Code: Complete the following functions. Read their documentation in ps2.py for more details.
- yield_sign_detection(img_in)
- stop_sign_detection(img_in)
- warning_sign_detection(img_in)
- construction_sign_detection(img_in)
- do_not_enter_sign_detection(img_in)
Report: For each of the following images, find the traffic sign. Place its coordinates using cv2.putText before saving your output images.
- Input: scene_dne_1.png. Output: ps2-2-a-1.png
- Input: scene_stp_1.png. Output: ps2-2-a-2.png
- Input: scene_constr_1.png. Output: ps2-2-a-3.png
- Input: scene_wrng_1.png. Output: ps2-2-a-4.png
- Input: scene_yld_1.png. Output: ps2-2-a-5.png
3. Multiple signs in a scene [10 points]
The next task is to detect multiple traffic signs and the traffic light in one scene. Find where each sign is in the scene, below is a randomly generated example:
Functional assumptions:
Like above, assume that the scene may have different color objects and backgrounds. There will be n instances of each sign and/or traffic light, where n is 0 or 1. The size and location of each will be generated at random. While the traffic signs will not be occluded, objects in the background may be.
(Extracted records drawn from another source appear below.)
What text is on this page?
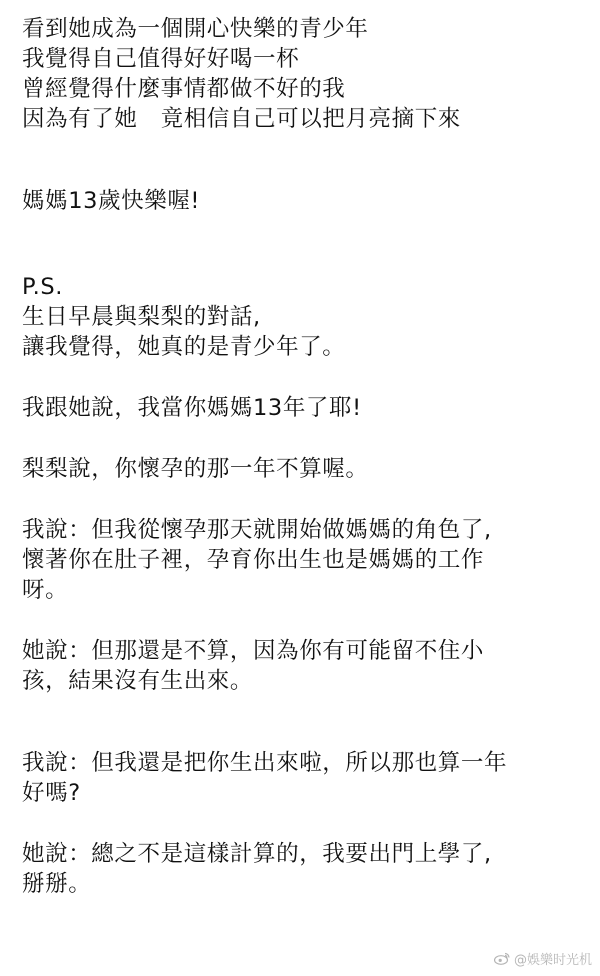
看到她成為一個開心快樂的青少年
我覺得自己值得好好喝一杯
曾經覺得什麼事情都做不好的我
因為有了她　竟相信自己可以把月亮摘下來
媽媽13歲快樂喔!
P.S.
生日早晨與梨梨的對話,
讓我覺得，她真的是青少年了。
我跟她說，我當你媽媽13年了耶!
梨梨說，你懷孕的那一年不算喔。
我說：但我從懷孕那天就開始做媽媽的角色了,
懷著你在肚子裡，孕育你出生也是媽媽的工作
呀。
她說：但那還是不算，因為你有可能留不住小
孩，結果沒有生出來。
我說：但我還是把你生出來啦，所以那也算一年
好嗎?
她說：總之不是這樣計算的，我要出門上學了,
掰掰。
@娛樂时光机
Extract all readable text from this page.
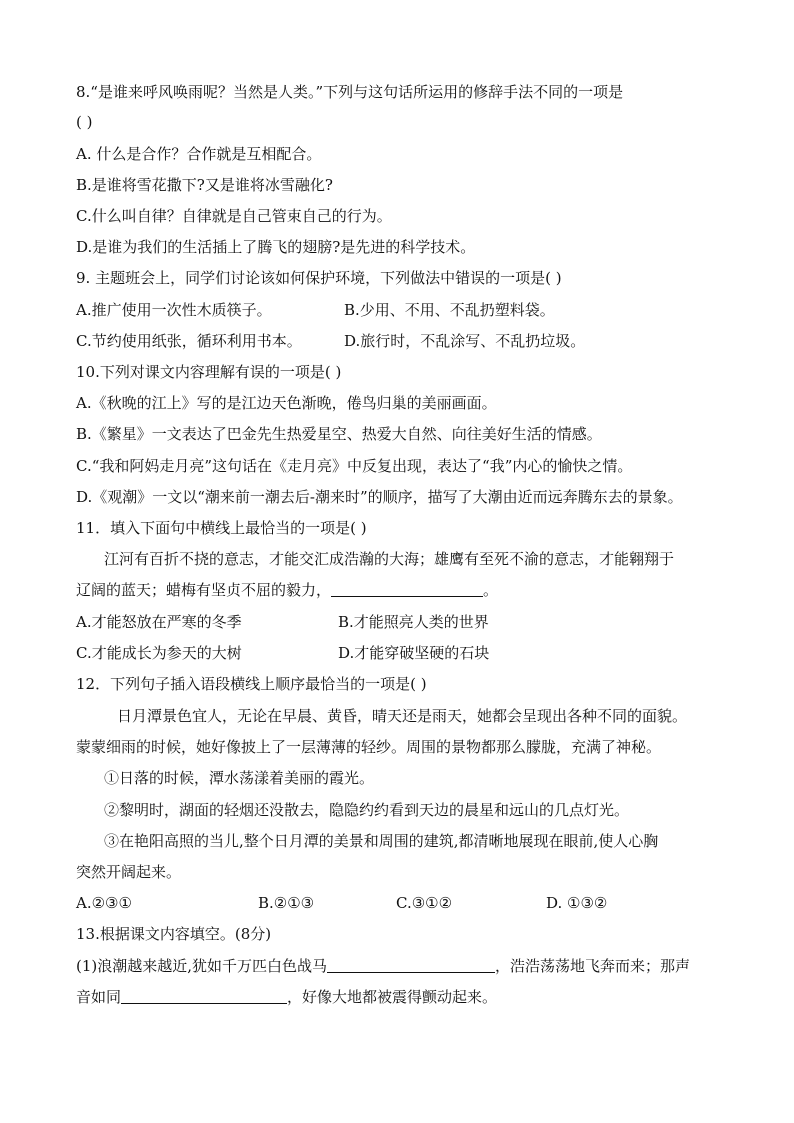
8.“是谁来呼风唤雨呢？当然是人类。”下列与这句话所运用的修辞手法不同的一项是
( )
A. 什么是合作？合作就是互相配合。
B.是谁将雪花撒下?又是谁将冰雪融化?
C.什么叫自律？自律就是自己管束自己的行为。
D.是谁为我们的生活插上了腾飞的翅膀?是先进的科学技术。
9. 主题班会上，同学们讨论该如何保护环境，下列做法中错误的一项是( )
A.推广使用一次性木质筷子。	B.少用、不用、不乱扔塑料袋。
C.节约使用纸张，循环利用书本。	D.旅行时，不乱涂写、不乱扔垃圾。
10.下列对课文内容理解有误的一项是( )
A.《秋晚的江上》写的是江边天色渐晚，倦鸟归巢的美丽画面。
B.《繁星》一文表达了巴金先生热爱星空、热爱大自然、向往美好生活的情感。
C.“我和阿妈走月亮”这句话在《走月亮》中反复出现，表达了“我”内心的愉快之情。
D.《观潮》一文以“潮来前一潮去后-潮来时”的顺序，描写了大潮由近而远奔腾东去的景象。
11．填入下面句中横线上最恰当的一项是( )
江河有百折不挠的意志，才能交汇成浩瀚的大海；雄鹰有至死不渝的意志，才能翱翔于
辽阔的蓝天；蜡梅有坚贞不屈的毅力，	。
A.才能怒放在严寒的冬季	B.才能照亮人类的世界
C.才能成长为参天的大树	D.才能穿破坚硬的石块
12．下列句子插入语段横线上顺序最恰当的一项是( )
日月潭景色宜人，无论在早晨、黄昏，晴天还是雨天，她都会呈现出各种不同的面貌。
蒙蒙细雨的时候，她好像披上了一层薄薄的轻纱。周围的景物都那么朦胧，充满了神秘。
①日落的时候，潭水荡漾着美丽的霞光。
②黎明时，湖面的轻烟还没散去，隐隐约约看到天边的晨星和远山的几点灯光。
③在艳阳高照的当儿,整个日月潭的美景和周围的建筑,都清晰地展现在眼前,使人心胸
突然开阔起来。
A.②③①	B.②①③	C.③①②	D. ①③②
13.根据课文内容填空。(8分)
(1)浪潮越来越近,犹如千万匹白色战马	，浩浩荡荡地飞奔而来；那声
音如同	，好像大地都被震得颤动起来。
Code: Complete traffic_sign_detection(img_in).
Report: Find all traffic signs and the traffic light using the images below. Place their coordinates and name (in a easy to read area) using cv2.putText before saving your output images.
- Input: scene_some_signs.png. Output: ps2-3-a-1.png
- Input: scene_all_signs.png. Output: ps2-3-a-2.png
4. Poor Weather Conditions [10 points]
Anyone with driving experience knows that signs and lights may be harder to detect in times of inclement weather. Though, as a CV student, you are unphased. Your program will be given a scene like below. Test your traffic light and sign detection against images that have a certain amount of noise.
Code: Complete traffic_sign_detection_noisy(img_in).
Report: Find all traffic signs and the traffic light using the images below. Place their coordinates and name using cv2.putText before saving your output images.
- Input: scene_some_signs_noisy.png. Output: ps2-4-a-1.png
- Input: scene_all_signs_noisy.png. Output: ps2-4-a-2.png
5. Challenge problem: Using a real image [5 points]
Let’s try your code using real world images. In this section you are encouraged to go out and take some photographs of street signs like the ones above. See how well your method performs with these. In case you are not able to obtain such images, you should look for these images online. You are to use two type of images:
A. Three images with one street sign in the scene. Label them img-5-a-1.png, img-5-a-2.png, img-5-a-3.png. (Will be collected with your submission)
B. Three images with multiple street signs. Label them img-5-b-1.png, img-5-b-2.png, img-5-b-3.png. (Will be collected with your submission)
Find all traffic signs using the images below. Place their coordinates and name using cv2.putText before saving your output images.
Code: Ideally you would use the same functions in ps2.py you worked on. Adding other methods is allowed but make sure you include them in ps2.py and experiment.py where needed. Complete traffic_sign_detection_challenge(img_in).
Report:
Create and show your output images and name them the following way:
Georgia Tech’s CS 6476: Computer Vision
- ps2-5-a-1.png, ps2-5-a-2.png, ps2-5-a-3.png ( output images from part 5a)
- ps2-5-b-1.png, ps2-5-b-2.png, ps2-5-b-3.png ( output images from part 5b)
Text answer: Describe what you had to do to adapt your code for this task. How does the difference between simulated and real-world images affect your method? Include your answer in the report.